Rust converter is mostly Phosphoric acid.  It reacts with the oxide forming a grey residue.  Usually applied, left for a few beers and rinsed off..  If you were doing the fishoil application it could go on after you rinse it off and the panel is mostly dry.

A search for "fisholene" on google will lead you to a few interesting sites. There is a page on a 64 Holden UTE used by a plumber on the WA coast.  Still totally rust free after 40 years.  And we all know Holdens come from the factory that way :–)

Keith



From: Keith Johnson [keiths55(at)bigpond.net.au]
Sent: Wednesday, October 06, 2004 5:02 PM
To: minx [hillman@can-inc.com]
Subject: Re: "Hillman – " I dug up a tin worm farm – and a question

This message forwarded by the Hillman List.

There was another product I saw at a car show.
Developed for use on oil rigs and suchlike places.
Paints over the rust, convrts it and seals the resultant against further water ingress and further rust.
It wasn't cheap and I personally think the rust rinse, dry it off and apply fish oil would work just as well in our application.

Keith



From: The Halletts [halletts(at)colourcity.com]
Sent: Wednesday, October 06, 2004 7:37 PM
To: HillmanList [hillman@can-inc.com]
Subject: "Hillman – " I dug up a tin worm farm

This message forwarded by the Hillman List.

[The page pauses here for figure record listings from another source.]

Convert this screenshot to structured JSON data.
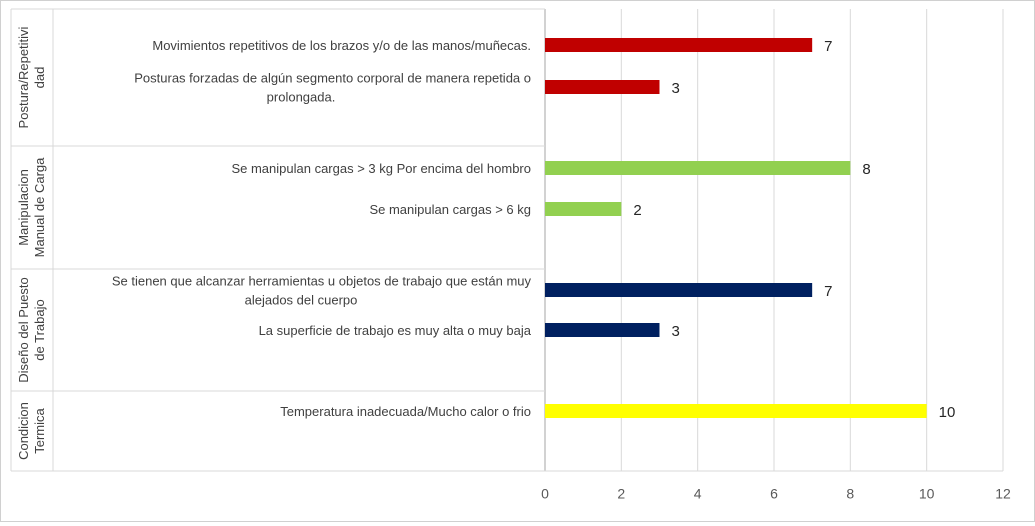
{
  "chart_data": {
    "type": "bar",
    "orientation": "horizontal",
    "title": "",
    "xlabel": "",
    "ylabel": "",
    "xlim": [
      0,
      12
    ],
    "x_ticks": [
      0,
      2,
      4,
      6,
      8,
      10,
      12
    ],
    "grid": "vertical",
    "legend": "none",
    "groups": [
      {
        "name": [
          "Postura/Repetitivi",
          "dad"
        ],
        "color": "#C00000",
        "items": [
          {
            "label": [
              "Movimientos repetitivos de los brazos y/o de las manos/muñecas."
            ],
            "value": 7
          },
          {
            "label": [
              "Posturas forzadas de algún segmento corporal de manera repetida o",
              "prolongada."
            ],
            "value": 3
          }
        ]
      },
      {
        "name": [
          "Manipulacion",
          "Manual de Carga"
        ],
        "color": "#92D050",
        "items": [
          {
            "label": [
              "Se manipulan cargas > 3 kg  Por encima del hombro"
            ],
            "value": 8
          },
          {
            "label": [
              "Se manipulan cargas > 6 kg"
            ],
            "value": 2
          }
        ]
      },
      {
        "name": [
          "Diseño del Puesto",
          "de Trabajo"
        ],
        "color": "#002060",
        "items": [
          {
            "label": [
              "Se tienen que alcanzar herramientas u objetos de trabajo que están muy",
              "alejados del  cuerpo"
            ],
            "value": 7
          },
          {
            "label": [
              "La superficie de trabajo es muy alta o muy baja"
            ],
            "value": 3
          }
        ]
      },
      {
        "name": [
          "Condicion",
          "Termica"
        ],
        "color": "#FFFF00",
        "items": [
          {
            "label": [
              "Temperatura inadecuada/Mucho calor o frio"
            ],
            "value": 10
          }
        ]
      }
    ]
  }
}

Well thanks to everyone who responded to my question about rust treatment in an inaccessible spot.  I never would have thought of running a hose in there but it makes sense.  I did discover that the cavity drains out to the underside of the ute so most of the water will escape.  What doesn't run away I will dry out with the sun and my trusty workshop hair dryer.

I also know that the chassis rails are all full of dirt from the ute's previous lives and I was going to try and use compressed air to blow all the dirt out.  Maybe I should drill some small drain holes in the bottom of the rails and do a final water flush after I blow and vacuum out as much of the dirt as possible.

This little vehicle will keep me busy for years.

Ian

The Halletts
Orange NSW Australia
e-mail: halletts(at)colourcity.com



From: LINDEN M MALKI [importautosbdo(at)juno.com]
Sent: Thursday, October 07, 2004 1:51 AM
To: keiths55(at)bigpond.net.au
Cc: hillman@can-inc.com
Subject: Re: "Hillman - " I dug up a tin worm farm - and a question

This message forwarded by the Hillman List.

There is a primer that I have gotten from a specialty hardware company that does that -- you brush off the loose stuff, and spray, and it reamalgamates the rust back into a solid black substance that can then be painted over.  I used it on a wrought-iron railing, and it seems to be holding up OK.  The rep that I got it from has retired, but the company is: Winzer Corporation, Dallas, TX 80-527-4126.